A simple check-before-you-adjust list
- Was the lab timed correctly for the delivery route and dosing schedule Is SHBG skewing your interpretation of total testosterone Are symptoms pointing to peaks and troughs that dose splitting could smooth Is estradiol measured with a sensitive assay before considering an aromatase inhibitor Has sleep, alcohol, or training volume changed since the last visit
Safety, contraindications, and responsible use
Hormone therapy is powerful medicine. Men with active prostate cancer or breast cancer are not candidates for TRT. Uncontrolled severe sleep apnea, untreated polycythemia, and advanced heart failure require caution and co management. A strong family history of thrombosis necessitates a thoughtful risk discussion and may alter your choice of route and dose. Monitor blood pressure and lipids, particularly if a patient shifts from a sedentary lifestyle to high intensity training on therapy. Watch for edema in those with kidney or heart disease. Keep communication open with the primary care physician and specialists. Good hormone clinics do not operate in isolation.

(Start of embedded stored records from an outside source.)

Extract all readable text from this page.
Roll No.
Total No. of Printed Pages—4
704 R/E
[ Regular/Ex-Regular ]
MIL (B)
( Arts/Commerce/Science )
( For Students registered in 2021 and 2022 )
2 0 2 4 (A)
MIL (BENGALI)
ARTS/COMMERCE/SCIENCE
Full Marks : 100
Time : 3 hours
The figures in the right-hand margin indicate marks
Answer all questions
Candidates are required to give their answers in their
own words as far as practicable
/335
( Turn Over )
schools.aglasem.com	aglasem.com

For women, the boundary lines are equally important. Voice changes and clitoral enlargement can be permanent. Dosing must be cautious and individualized, with clear goals such as improving sexual desire or specific mood and energy targets. I routinely pair low dose testosterone with estrogen and progesterone therapy in menopause when appropriate, always at female physiologic levels, and always with informed consent about benefits and risks.
Transgender care demands clarity and compassion. Goals should be explicit, from desired physical changes to fertility planning. Baseline and ongoing labs mirror those used in TRT but with attention to the pace of change and the additional needs of gender affirming care such as gynecologic health for those with a uterus and cervix, or bone density in the long term.
Putting it together, the art and the science
Hormone optimization is both engineering and craftsmanship. The engineering comes from kinetics, assays, and reference ranges. The craftsmanship shows up in how you connect those facts to a person’s life. Pick the delivery route that fits the person. Use labs to reinforce what symptoms are already telling you. Make small changes, then wait long enough to see their true effect. Respect safety thresholds. Avoid the temptation to fix every bump with another prescription when a timing change will solve it.
The most gratifying part of this work is watching stability settle in. A man who no longer rearranges his week around an injection day, a woman who rediscovers desire without trading it for acne or agitation, a trans man who sees changes arrive at a manageable pace while feeling steady at work. Those results come from careful dosing, thoughtful delivery, and honest labs. That is hormone optimization, not as a slogan, but as a method.